Uma reunião recente entre técnicos do Tribunal Superior Eleitoral (TSE) e do Tribunal de Contas da União (TCU) traçou as linhas gerais de uma estratégia para tentar conter aquilo que ambas as Cortes consideram como um enorme risco à normalidade democrática: a dúvida que vem sendo constantemente difundida por alguns políticos sobre a lisura do processo eleitoral. A preocupação ganhou corpo após Jair Bolsonaro ter citado a invasão do Capitólio por eleitores do ex-presidente americano Donald Trump para voltar a levantar suspeitas sobre a segurança das urnas eletrônicas e advertir que o Brasil, em 2022, poderá enfrentar um “problema pior”. No TSE, a declaração do presidente, replicada insistentemente pelos apoiadores dele nas redes sociais, foi interpretada como algo mais que um simples alerta. Foi considerada uma ameaça. Por isso os ministros decidiram reagir às pregações pela volta do voto impresso em duas frentes. A primeira, política, já está curso.

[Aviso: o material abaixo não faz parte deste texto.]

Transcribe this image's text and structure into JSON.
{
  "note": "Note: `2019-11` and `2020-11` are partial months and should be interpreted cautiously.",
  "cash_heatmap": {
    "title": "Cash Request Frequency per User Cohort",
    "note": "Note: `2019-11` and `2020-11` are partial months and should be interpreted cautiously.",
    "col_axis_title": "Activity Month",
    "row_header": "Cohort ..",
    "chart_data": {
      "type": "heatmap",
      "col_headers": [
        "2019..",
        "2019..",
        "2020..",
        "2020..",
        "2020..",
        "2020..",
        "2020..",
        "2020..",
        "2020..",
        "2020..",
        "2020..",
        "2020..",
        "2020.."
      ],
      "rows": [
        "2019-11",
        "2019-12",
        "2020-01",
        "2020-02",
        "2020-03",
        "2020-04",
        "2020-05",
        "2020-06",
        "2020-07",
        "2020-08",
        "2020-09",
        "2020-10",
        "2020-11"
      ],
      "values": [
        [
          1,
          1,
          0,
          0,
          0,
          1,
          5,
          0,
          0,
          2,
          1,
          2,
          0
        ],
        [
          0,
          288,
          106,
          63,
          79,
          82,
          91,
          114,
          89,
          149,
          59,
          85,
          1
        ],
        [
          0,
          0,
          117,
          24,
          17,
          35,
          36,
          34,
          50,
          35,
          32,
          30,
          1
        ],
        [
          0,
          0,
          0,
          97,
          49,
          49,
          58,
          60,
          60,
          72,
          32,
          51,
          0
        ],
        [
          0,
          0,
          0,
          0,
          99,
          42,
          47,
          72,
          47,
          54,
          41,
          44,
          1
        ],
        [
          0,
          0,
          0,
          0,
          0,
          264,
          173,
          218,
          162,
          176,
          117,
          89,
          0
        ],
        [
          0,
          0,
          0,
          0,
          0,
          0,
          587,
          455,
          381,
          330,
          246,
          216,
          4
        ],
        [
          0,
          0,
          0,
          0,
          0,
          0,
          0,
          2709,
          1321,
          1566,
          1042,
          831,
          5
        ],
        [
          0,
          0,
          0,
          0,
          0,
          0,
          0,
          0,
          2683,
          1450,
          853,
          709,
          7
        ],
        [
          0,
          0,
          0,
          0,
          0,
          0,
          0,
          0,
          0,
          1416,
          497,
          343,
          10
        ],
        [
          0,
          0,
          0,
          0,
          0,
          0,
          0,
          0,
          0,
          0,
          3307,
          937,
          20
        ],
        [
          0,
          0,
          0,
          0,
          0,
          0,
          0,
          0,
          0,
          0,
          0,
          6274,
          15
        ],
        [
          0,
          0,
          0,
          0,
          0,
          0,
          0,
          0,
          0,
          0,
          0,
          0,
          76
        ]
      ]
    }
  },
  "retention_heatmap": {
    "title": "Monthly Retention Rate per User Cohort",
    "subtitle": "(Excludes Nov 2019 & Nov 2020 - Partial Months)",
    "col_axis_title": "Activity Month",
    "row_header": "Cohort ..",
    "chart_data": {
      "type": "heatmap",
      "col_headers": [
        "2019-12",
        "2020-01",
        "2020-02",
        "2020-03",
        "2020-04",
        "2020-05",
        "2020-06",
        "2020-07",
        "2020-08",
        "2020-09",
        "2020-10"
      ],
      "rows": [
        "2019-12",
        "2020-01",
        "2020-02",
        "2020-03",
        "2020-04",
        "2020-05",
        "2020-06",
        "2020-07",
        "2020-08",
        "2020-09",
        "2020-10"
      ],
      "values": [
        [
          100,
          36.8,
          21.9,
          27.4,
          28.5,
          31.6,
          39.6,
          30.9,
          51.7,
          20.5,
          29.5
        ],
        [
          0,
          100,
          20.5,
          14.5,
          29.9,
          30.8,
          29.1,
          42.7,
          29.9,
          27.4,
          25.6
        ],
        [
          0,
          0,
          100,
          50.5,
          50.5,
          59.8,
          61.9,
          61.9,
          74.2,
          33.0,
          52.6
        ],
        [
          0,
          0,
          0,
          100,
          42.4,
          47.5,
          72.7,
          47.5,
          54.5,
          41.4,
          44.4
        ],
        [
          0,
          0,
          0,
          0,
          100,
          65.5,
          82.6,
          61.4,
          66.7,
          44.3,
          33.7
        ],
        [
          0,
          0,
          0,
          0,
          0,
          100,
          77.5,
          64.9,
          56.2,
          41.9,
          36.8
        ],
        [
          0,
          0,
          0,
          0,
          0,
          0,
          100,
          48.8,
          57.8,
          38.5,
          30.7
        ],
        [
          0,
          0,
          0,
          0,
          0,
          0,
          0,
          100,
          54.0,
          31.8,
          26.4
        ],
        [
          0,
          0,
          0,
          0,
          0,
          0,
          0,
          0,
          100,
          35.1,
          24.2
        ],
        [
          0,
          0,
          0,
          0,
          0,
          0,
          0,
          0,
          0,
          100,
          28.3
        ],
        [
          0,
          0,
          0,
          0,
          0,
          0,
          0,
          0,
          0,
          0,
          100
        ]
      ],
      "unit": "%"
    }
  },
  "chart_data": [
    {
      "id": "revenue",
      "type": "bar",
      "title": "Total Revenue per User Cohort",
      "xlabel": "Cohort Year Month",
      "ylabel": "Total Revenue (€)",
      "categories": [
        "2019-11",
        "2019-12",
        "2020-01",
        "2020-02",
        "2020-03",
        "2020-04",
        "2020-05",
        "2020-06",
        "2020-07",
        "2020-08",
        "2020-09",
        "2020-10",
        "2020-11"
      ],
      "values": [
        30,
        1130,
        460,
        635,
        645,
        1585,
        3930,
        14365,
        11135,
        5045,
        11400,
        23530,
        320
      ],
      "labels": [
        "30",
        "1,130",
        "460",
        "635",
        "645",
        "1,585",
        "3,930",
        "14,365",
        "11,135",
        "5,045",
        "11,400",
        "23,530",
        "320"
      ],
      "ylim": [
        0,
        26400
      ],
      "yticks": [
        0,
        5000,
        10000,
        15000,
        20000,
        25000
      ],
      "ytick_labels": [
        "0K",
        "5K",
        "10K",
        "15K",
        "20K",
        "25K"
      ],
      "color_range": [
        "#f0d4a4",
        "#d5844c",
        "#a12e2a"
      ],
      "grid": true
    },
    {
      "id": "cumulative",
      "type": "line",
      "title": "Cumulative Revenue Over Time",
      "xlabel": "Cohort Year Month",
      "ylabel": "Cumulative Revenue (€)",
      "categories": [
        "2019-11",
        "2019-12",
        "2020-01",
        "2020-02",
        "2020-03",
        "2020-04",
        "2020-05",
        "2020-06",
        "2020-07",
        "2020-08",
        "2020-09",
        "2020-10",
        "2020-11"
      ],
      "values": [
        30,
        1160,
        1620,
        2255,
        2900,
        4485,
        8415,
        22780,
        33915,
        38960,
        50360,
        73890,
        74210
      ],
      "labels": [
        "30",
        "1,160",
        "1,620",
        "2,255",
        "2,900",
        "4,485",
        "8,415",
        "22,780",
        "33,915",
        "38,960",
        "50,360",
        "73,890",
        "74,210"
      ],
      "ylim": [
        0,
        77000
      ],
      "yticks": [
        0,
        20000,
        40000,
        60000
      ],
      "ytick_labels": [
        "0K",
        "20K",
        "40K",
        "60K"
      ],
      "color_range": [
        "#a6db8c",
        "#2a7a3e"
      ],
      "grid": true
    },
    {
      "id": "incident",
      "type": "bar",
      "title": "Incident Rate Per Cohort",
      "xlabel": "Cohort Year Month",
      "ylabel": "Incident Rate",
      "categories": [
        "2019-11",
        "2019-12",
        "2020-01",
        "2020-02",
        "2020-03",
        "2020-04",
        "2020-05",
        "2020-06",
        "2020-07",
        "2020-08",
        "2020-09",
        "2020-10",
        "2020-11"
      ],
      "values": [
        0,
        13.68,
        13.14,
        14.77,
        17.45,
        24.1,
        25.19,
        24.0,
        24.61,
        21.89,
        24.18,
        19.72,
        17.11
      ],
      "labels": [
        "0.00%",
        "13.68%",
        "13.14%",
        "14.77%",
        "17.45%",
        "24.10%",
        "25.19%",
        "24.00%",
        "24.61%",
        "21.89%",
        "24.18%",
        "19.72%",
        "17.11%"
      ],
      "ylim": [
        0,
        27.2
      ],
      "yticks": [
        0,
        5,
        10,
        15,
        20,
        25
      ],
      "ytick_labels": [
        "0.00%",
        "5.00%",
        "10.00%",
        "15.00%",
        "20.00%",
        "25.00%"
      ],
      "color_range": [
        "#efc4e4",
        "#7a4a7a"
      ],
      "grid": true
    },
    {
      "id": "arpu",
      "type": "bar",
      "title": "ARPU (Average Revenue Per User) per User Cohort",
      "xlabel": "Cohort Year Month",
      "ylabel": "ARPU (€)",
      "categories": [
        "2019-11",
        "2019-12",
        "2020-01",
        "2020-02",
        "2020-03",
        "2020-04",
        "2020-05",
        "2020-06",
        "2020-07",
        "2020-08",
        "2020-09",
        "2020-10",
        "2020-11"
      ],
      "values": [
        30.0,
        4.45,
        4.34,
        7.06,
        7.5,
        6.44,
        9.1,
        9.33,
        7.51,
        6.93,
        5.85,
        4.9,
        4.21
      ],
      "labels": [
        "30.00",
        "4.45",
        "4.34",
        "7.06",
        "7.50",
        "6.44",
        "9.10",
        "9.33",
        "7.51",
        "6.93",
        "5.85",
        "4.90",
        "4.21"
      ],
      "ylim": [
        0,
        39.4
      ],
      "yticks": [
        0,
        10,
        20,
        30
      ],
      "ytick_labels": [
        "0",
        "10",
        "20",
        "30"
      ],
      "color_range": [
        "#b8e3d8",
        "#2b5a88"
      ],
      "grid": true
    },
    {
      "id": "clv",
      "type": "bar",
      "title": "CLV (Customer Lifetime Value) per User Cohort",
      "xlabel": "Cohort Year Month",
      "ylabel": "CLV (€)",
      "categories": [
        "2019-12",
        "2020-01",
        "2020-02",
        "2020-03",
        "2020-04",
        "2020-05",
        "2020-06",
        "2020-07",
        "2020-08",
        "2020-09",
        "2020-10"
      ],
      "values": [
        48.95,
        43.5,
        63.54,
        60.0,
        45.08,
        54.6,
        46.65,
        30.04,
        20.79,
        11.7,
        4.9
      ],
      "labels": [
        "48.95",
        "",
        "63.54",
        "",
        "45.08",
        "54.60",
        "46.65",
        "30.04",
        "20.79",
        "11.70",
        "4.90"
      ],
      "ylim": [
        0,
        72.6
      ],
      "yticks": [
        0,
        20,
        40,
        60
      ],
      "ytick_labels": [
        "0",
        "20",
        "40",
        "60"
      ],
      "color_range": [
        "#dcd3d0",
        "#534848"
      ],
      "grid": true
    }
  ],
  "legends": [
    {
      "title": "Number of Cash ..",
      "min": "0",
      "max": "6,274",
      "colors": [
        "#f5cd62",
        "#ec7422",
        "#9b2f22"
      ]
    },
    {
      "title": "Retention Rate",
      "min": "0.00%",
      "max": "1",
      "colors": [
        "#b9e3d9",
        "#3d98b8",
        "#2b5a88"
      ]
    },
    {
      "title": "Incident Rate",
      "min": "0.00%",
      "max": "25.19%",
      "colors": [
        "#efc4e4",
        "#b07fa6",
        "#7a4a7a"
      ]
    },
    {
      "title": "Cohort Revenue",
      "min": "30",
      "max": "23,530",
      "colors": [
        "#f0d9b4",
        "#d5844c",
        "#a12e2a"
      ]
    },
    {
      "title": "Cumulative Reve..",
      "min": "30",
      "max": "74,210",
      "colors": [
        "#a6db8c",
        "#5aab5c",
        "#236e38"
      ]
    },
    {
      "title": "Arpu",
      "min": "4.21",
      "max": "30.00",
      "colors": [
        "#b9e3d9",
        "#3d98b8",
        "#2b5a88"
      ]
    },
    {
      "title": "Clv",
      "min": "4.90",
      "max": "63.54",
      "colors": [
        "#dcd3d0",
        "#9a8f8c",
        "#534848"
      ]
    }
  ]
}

Na segunda-feira 1º, o ministro Luís Roberto Barroso, presidente do TSE, se reuniu com o presidente da Câmara, deputado Arthur Lira (Progressistas-AL), simpatizante do projeto que prevê a instalação de impressoras nas urnas eletrônicas. A eleição continuaria sendo digital, mas cédulas seriam armazenadas em uma urna própria para permitir uma eventual recontagem de votos. “Sempre confiei no sistema eleitoral, mas ele é infalível, inviolável? Acho que não. Hoje se vive num mundo cibernético muito contencioso e penso que o sistema pode ser aferido pelo voto impresso”, disse Lira a VEJA. Eleito presidente da Câmara com o apoio de Bolsonaro, ele se diz disposto a colocar o projeto em pauta e a reservar desde já verbas do Orçamento para garantir a impressão dos votos em 2022.
O maior receio dos ministros com o retorno ao voto impresso é a confusão que pode ser criada a partir daí. Nos Estados Unidos, Trump, sob a alegação de que havia suspeita de fraude, requisitou a recontagem de votos em alguns estados. Depois, solicitou a anulação das eleições. Não foi atendido, mas seu pedido serviu para semear suspeitas contra a lisura do processo e vitaminar os extremistas que invadiram o Capitólio. Aqui, o voto impresso também poderia ser usado como arma por quem estiver disposto a tumultuar o processo. “Quem perder vai contestar o resultado e pedir a conferência entre o eletrônico e o impresso. Isso vai virar uma ação judicial questionando o resultado e vai acabar com um juiz tendo de decidir o resultado das eleições. Tudo de que o país não precisa é judicializar também o resultado das eleições”, disse a VEJA o ministro Luís Roberto Barroso (veja o quadro ao lado).
A segunda frente da reação é pelo lado técnico. TSE e TCU pretendem, juntos, realizar uma auditoria em todo o sistema eleitoral para que não paire nenhuma dúvida sobre a segurança do processo de votação eletrônico. A investigação será conduzida pelo Tribunal de Contas e deve ser concluída até outubro, um ano antes da disputa presidencial de 2022. Em parceria com universidades e centros especializados em processamento de dados, o plano é certificar desde os cuidados com a aquisição das urnas até a fase final de totalização dos votos, passando por testagens de todos os mecanismos de proteção contra tentativas de fraudes.
Em 2002, dois anos após a primeira eleição com 100% de urnas eletrônicas, o TSE tentou implantar um sistema de votação híbrido. Na época, foram selecionados 150 municípios para receber urnas digitais com impressoras acopladas. Resultado: problemas técnicos, filas e atrasos no processo. A experiência foi abandonada. A Justiça teme que, agora, num ambiente inflamado por discursos irresponsáveis que alimentam a desconfiança em relação ao sistema eleitoral, a reedição de uma medida semelhante a de 2002 possa servir como faísca capaz de provocar um terrível incêndio. É isso que os ministros do TSE querem evitar.